Another thing that’s seen as risky: shows that bend the theatrical form. In a part of town that’s become primarily known for adaptations of hit films, jukebox musicals, Disney spectacles, and Phantom of the Opera, Schreck’s Constitution is among a small group of works promising to add not only diversity in terms of who’s making them but a bit of stylistic adventure to a theatre district not known for it. And it’s probably not a coincidence that they all come courtesy of artists who’ve never been on Broadway before. They include Young Jean Lee’s Straight White Men, director Daniel Fish’s fresh take on Oklahoma!, and Taylor Mac’s Gary: A Sequel to Titus Andronicus.

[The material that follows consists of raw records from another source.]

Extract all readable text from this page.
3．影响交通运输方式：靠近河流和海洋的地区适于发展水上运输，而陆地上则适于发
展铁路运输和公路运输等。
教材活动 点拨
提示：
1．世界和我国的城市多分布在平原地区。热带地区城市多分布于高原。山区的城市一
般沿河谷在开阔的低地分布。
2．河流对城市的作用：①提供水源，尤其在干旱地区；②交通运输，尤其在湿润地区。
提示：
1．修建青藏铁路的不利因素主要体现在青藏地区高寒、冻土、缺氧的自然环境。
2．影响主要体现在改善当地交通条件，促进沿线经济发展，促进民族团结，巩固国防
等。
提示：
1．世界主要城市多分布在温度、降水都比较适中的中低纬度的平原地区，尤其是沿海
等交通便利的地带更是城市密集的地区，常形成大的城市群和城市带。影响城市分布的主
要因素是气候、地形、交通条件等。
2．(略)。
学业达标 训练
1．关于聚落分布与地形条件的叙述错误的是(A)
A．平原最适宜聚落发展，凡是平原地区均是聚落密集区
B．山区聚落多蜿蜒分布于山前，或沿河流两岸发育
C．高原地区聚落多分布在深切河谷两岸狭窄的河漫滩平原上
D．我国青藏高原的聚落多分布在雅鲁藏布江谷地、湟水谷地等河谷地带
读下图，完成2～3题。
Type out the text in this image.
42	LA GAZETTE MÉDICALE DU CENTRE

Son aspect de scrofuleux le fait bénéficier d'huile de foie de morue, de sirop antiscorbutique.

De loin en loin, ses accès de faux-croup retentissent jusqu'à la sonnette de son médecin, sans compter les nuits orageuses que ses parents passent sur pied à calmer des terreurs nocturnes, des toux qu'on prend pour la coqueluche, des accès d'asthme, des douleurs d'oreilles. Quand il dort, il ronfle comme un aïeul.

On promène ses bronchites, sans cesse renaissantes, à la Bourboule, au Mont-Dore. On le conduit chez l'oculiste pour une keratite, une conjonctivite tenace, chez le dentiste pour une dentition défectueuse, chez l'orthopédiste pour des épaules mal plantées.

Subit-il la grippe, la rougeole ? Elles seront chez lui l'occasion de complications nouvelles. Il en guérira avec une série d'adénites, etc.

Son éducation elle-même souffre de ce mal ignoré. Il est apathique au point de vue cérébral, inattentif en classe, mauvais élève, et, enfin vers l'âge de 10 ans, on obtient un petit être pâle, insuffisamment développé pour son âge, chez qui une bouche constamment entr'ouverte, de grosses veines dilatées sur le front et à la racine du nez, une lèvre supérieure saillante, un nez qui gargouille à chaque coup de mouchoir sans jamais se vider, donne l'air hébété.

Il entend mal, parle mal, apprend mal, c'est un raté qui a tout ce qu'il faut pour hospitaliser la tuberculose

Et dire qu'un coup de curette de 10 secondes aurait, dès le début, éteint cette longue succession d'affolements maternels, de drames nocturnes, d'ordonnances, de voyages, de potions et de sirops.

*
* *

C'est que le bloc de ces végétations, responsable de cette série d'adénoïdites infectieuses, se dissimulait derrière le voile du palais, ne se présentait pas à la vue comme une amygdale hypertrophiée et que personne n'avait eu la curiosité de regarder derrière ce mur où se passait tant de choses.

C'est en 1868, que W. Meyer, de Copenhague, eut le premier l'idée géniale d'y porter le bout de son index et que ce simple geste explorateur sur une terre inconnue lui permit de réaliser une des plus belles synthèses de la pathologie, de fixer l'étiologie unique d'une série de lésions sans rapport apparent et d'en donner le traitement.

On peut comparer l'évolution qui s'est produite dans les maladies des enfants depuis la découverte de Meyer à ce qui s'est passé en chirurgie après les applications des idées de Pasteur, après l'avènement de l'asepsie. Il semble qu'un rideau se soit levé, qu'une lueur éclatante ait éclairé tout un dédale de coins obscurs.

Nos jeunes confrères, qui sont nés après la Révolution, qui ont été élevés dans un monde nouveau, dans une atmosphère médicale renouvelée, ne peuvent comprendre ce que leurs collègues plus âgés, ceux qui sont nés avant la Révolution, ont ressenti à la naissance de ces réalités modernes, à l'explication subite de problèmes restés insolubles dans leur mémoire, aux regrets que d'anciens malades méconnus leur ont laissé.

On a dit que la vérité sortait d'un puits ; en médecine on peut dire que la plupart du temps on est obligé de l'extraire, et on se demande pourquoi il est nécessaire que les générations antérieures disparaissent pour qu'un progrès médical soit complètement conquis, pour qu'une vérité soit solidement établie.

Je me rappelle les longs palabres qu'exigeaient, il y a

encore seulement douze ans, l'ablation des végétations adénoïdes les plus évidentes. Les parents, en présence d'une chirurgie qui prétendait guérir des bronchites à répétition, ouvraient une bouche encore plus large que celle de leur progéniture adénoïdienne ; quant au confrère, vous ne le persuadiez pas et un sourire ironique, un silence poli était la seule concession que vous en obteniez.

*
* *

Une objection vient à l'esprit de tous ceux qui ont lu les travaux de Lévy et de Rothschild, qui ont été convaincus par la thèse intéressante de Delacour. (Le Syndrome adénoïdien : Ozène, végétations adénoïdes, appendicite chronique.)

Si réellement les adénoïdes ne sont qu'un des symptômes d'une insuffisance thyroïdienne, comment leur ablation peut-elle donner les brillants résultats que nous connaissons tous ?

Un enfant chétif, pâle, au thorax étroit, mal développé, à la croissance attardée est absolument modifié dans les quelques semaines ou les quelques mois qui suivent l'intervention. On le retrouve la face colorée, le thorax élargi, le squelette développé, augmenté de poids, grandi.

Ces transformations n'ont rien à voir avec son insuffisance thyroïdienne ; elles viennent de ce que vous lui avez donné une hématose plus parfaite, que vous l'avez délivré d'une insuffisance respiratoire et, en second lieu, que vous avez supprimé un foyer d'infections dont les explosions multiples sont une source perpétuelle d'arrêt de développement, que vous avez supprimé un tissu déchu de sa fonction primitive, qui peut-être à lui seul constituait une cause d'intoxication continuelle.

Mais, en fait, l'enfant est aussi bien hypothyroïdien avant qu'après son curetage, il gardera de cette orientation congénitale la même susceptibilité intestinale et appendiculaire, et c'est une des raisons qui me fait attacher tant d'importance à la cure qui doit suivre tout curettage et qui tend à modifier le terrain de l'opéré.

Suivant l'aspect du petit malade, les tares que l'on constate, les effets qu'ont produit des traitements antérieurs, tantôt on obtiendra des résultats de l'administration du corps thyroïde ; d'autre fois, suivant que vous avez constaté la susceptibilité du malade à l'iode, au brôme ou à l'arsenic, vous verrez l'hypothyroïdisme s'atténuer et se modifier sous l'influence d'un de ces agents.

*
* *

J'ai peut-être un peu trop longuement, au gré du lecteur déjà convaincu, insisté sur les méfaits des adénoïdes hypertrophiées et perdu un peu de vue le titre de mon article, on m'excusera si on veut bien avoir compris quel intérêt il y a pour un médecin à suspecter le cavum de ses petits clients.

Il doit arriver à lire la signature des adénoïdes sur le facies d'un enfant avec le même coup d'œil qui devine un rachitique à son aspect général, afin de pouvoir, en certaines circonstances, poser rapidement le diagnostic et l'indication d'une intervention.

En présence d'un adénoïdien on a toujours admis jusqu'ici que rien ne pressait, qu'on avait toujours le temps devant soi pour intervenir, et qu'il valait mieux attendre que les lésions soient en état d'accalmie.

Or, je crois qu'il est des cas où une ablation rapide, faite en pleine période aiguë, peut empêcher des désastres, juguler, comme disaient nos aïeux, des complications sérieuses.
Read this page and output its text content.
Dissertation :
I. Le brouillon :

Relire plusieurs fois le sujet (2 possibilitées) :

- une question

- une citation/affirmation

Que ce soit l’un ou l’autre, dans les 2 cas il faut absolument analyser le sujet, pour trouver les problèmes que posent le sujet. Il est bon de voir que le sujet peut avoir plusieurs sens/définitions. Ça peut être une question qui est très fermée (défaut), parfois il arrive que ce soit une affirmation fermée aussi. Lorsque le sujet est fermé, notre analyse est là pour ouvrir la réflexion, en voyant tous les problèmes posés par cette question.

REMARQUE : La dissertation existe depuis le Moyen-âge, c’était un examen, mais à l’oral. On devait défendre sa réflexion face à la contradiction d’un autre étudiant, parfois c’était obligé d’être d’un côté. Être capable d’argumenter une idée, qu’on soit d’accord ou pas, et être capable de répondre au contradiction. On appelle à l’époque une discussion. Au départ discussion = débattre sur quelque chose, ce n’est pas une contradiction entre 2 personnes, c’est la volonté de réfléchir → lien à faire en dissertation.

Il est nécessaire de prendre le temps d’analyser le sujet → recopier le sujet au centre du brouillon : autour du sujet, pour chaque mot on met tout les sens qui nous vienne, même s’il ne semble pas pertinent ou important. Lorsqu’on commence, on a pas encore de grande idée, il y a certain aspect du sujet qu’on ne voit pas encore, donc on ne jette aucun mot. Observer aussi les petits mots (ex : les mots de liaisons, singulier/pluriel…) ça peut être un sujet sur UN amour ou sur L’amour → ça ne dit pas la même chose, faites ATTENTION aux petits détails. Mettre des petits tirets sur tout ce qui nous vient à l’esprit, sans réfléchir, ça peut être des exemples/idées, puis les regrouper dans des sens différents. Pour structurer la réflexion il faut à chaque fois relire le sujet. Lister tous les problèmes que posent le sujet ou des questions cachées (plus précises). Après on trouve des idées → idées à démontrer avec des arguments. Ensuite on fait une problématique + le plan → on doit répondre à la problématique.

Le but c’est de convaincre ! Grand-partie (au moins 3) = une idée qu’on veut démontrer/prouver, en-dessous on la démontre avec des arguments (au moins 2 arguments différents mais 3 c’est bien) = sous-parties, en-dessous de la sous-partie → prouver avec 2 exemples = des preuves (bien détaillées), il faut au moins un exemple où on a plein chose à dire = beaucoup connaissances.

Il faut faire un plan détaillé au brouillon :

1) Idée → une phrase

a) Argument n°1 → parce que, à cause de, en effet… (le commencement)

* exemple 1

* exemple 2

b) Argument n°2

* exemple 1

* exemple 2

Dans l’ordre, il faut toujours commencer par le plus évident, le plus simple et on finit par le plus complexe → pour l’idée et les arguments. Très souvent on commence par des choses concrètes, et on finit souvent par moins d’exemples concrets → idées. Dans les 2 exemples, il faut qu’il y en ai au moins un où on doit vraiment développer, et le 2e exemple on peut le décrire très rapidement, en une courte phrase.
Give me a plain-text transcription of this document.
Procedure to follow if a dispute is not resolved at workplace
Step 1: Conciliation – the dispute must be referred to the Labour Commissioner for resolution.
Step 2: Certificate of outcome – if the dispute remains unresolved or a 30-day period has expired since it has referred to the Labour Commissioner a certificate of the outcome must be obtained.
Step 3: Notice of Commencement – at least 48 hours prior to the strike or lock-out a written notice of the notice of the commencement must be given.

Shreck’s What the Constitution Means to Me may not seem as “downtown” as these three, but it did have its world premiere at New York’s offbeat-play, Off-Off-Broadway incubator Clubbed Thumb. It begins as a recreation of a speech Schreck gave on the title topic when she was 15 years old, then morphs into an exploration of sexual violence in Schreck’s family and a consideration of how the nation’s founding document has historically failed to protect women and people of color. Part civics lesson, part family legacy project, the play ends with an onstage debate between Schreck and a teenager about the future of the Constitution. Though it was a sold-out hit Off-Broadway last year at New York Theatre Workshop—attracting the likes of Gloria Steinem, Hillary Clinton, and Tony Kushner to its audience—no one expected it to go to Broadway. Least of all Schreck herself: “I never in a million years thought that Broadway would be part of its future,” she exclaims with a laugh.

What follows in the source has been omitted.